P.S Maybe when user have all of his photos in iCloud that can cause crash too? Because until now I thought that application is not downloading photos when loading it into the cell. Maybe someone can prove or disapprove that fact.
Here's my function:
func grabPhotos(){
let imgManager = PHImageManager.default()
let requestOptions = PHImageRequestOptions()
requestOptions.isSynchronous = false
requestOptions.deliveryMode = .opportunistic // Quality of images
requestOptions.isNetworkAccessAllowed = true
requestOptions.isSynchronous = true
requestOptions.progressHandler = { (progress, error, stop, info) in
print("progress: \(progress)")
}
let fetchOptions = PHFetchOptions()
fetchOptions.sortDescriptors = [NSSortDescriptor(key: "creationDate", ascending: false)]
if let fetchResult : PHFetchResult = PHAsset.fetchAssets(with: .image, options: fetchOptions) {
if fetchResult.count > 0 {
for i in 0..<fetchResult.count {
imgManager.requestImage(for: fetchResult.object(at: i) , targetSize: CGSize(width: 150, height: 150), contentMode: .aspectFill, options: requestOptions, resultHandler: { image, error in
self.imageArray.append(image!)
self.kolekcija.reloadData()
})
}
}
else {
print("You got no photos")
kolekcija.reloadData()
}
}
}
Upvotes: 1
Views: 1515
Reputation: 367
Working in Swift 5. Get the photo assets, but don't load the photos until cellForItem iteration. Happy coding.

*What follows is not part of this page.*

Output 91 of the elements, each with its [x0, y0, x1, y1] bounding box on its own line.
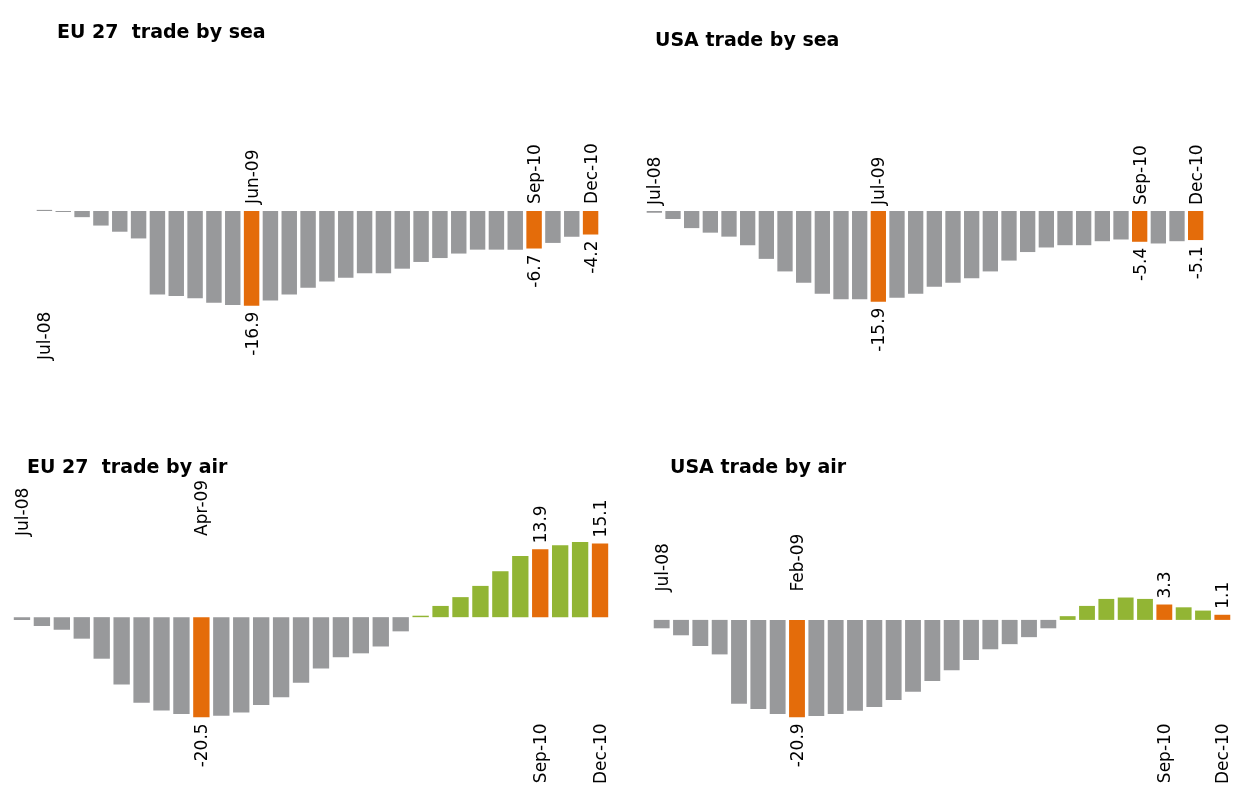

var personalImages: PHFetchResult<AnyObject>!
func getPersonalPhotos() {
let fetchOptions = PHFetchOptions()
fetchOptions.sortDescriptors = [NSSortDescriptor(key: "creationDate", ascending: false)]
self.personalImages = (PHAsset.fetchAssets(with: .image, options: fetchOptions) as AnyObject?) as! PHFetchResult<AnyObject>?
photoLibraryCollectionView.reloadData()
}
func collectionView(_ collectionView: UICollectionView, numberOfItemsInSection section: Int) -> Int {
return personalImages.count
}
func collectionView(_ collectionView: UICollectionView, cellForItemAt indexPath: IndexPath) -> UICollectionViewCell {
let cell = collectionView.dequeueReusableCell(withReuseIdentifier: "insertCellIdentifierHere", for: indexPath) as! InsertACollectionViewCellHere
let asset: PHAsset = self.personalImages[indexPath.item] as! PHAsset
let itemWidth = photoLibraryCollectionView.frame.size.width / 2
let itemSize = CGSize(width: itemWidth, height: itemWidth / 2) // adjust to your preferences
PHImageManager.default().requestImage(for: asset, targetSize: itemSize, contentMode: .aspectFill, options: nil, resultHandler: {(result, info)in
if result != nil {
cell.photoImageView.image = result
}
})
cell.layoutIfNeeded()
cell.updateConstraintsIfNeeded()
return cell
}
Upvotes: 0
Reputation: 535139
The problem is this line:
self.imageArray.append(image!)
Never make an array of images. Images are huge, and you'll run out of memory.
This is a collection view. You simply supply the image on demand in itemForRowAt:
, and what you supply is a small version of the image (a so-called thumbnail), the smallest possible for the display size. Thus there are, at any time, only enough thumbnails to fill the visible screen; that doesn't take very much memory, plus the runtime can release the image memory when an image is scrolled off the screen.
That is what PHCachingImageManager is for. Look closely at how Apple handles this in their sample code:
There is no array of images anywhere in that example.